Novos tempos, novas gentes, novos hábitos e tudo foi mudando:
“O Sangria mudou, o Bodega mudou, o Valter mudou. Eu também devo ter mudado.”
As histórias curtas mostram a capacidade da autora em nos mostrar o essencial sem se perder em pormenores para lá do necessário ou receio em ignorar outros. O essencial está lá e o resto adivinha-se! Arrisco dizer que numa prova literária cega seria fácil identificar a autora destas histórias. E quando assim é, significa que ela se vai construindo como autora e descobrindo a sua própria identidade.
Avisadas as palavras de Jorge Girino, homem do mar, onde cabem todas as solidões, mas onde a esperança se esconde na própria morte, porque intensa:
“Que quanto mais se vive, mais intensamente depois se morre. Que quanto mais se conhece, mais sozinhos nos deixam.

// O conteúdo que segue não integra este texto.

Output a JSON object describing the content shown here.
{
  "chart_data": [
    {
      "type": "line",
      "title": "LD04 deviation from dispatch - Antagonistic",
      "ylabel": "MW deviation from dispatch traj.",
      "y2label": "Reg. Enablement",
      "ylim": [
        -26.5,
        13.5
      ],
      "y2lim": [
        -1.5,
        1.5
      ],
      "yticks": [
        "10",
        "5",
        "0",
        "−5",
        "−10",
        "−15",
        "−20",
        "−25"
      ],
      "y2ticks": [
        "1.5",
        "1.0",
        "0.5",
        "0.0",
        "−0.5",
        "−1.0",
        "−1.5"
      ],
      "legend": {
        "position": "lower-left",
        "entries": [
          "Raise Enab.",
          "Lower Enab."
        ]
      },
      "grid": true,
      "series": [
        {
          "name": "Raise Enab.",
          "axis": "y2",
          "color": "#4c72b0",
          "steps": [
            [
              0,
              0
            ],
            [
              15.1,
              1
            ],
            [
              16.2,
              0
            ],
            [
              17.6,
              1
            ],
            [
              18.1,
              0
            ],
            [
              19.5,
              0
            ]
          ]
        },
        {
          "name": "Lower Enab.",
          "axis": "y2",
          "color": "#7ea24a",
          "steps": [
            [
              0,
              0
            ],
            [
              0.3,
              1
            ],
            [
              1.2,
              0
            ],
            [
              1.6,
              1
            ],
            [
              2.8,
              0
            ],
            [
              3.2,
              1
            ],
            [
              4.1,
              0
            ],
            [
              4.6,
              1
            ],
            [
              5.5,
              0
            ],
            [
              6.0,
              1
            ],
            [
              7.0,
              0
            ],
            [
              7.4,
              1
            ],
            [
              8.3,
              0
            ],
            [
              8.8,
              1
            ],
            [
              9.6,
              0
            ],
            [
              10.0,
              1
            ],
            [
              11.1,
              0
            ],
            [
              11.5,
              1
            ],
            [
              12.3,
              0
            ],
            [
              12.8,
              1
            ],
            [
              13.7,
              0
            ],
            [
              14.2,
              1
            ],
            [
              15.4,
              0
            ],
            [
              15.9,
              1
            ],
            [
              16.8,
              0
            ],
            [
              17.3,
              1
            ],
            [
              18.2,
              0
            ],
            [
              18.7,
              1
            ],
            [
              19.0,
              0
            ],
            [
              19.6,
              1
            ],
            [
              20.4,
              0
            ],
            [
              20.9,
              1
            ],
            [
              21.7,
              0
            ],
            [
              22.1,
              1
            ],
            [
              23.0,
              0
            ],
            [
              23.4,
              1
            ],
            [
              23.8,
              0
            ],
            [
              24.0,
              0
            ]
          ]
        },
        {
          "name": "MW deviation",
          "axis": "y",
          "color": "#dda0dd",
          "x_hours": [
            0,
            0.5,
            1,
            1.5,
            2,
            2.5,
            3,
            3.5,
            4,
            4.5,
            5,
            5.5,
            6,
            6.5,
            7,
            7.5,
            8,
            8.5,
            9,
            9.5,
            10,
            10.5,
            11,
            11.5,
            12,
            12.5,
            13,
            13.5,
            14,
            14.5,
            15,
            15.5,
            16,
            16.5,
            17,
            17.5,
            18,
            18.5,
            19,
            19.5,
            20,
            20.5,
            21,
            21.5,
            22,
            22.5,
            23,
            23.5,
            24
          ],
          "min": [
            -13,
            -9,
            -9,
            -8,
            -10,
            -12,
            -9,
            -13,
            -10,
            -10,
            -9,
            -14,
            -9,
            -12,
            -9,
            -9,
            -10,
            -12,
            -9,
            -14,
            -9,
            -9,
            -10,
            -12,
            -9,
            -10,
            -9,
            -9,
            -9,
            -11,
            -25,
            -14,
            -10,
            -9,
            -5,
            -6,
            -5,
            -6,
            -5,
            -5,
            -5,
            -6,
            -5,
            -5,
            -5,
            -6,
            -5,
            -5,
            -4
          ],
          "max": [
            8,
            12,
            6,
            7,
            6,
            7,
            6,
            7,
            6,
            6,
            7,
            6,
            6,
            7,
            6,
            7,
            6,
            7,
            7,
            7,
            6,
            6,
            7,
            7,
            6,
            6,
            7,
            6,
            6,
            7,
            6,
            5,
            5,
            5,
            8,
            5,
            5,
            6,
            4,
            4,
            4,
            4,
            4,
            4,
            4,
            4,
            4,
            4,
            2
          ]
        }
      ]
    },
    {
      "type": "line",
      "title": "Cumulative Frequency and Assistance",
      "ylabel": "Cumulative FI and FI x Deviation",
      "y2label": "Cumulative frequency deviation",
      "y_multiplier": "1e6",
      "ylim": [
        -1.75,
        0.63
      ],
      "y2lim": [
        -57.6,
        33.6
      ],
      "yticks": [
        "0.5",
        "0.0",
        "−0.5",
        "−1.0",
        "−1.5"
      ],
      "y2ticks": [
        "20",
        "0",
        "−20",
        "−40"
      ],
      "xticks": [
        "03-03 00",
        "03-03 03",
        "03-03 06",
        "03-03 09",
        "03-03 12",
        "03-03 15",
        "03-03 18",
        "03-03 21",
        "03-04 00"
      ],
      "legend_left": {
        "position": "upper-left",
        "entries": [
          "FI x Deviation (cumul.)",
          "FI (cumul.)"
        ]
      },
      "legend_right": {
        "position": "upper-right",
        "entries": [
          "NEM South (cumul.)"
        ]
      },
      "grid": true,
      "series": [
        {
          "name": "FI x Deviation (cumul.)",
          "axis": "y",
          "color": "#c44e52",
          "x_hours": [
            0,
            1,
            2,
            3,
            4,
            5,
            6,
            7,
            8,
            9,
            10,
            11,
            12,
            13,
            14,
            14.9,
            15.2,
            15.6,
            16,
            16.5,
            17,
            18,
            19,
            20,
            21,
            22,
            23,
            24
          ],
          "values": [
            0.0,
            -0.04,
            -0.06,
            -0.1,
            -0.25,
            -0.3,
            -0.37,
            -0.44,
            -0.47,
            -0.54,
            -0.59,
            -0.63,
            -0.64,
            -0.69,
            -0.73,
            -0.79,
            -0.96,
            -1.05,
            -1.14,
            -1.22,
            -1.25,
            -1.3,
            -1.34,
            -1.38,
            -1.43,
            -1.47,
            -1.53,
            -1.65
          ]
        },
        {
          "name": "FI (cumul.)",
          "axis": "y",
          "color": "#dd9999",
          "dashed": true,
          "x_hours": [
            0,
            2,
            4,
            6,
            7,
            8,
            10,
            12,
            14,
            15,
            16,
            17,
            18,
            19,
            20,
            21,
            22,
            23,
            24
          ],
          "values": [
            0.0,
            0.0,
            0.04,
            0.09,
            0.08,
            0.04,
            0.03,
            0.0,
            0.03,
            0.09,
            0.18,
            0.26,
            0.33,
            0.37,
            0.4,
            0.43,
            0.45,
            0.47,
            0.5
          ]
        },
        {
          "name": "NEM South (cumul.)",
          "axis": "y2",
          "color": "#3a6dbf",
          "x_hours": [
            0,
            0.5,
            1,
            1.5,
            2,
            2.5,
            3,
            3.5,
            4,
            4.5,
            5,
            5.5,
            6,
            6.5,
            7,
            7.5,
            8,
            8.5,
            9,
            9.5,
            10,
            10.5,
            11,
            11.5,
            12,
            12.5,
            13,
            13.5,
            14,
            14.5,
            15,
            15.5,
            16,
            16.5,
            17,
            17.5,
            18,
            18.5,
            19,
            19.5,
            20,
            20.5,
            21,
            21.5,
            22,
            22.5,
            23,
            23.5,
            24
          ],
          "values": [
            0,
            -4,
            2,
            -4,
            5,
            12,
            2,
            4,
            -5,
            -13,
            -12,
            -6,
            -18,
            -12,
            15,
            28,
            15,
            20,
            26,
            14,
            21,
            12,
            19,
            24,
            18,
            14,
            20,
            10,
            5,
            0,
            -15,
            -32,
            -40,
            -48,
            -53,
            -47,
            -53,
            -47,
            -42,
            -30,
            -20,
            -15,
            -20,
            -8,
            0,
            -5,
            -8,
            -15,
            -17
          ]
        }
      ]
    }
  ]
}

E quanto mais lugares percorremos, mais longe ficamos de tudo.”
Finalmente, dizer-vos que gostei das ilustrações do Guilherme Limão, desde a capa passando pelas ilustrações no canto superior, funcionando quase como um antetítulo gráfico. Encantou-me a forma como numa simples e reduzida ilustração conseguiu transmitir-nos o essencial da história. Artista albufeirense, com alguns prémios, teria merecido, mesmo se brevíssima, a sua apresentação biográfica.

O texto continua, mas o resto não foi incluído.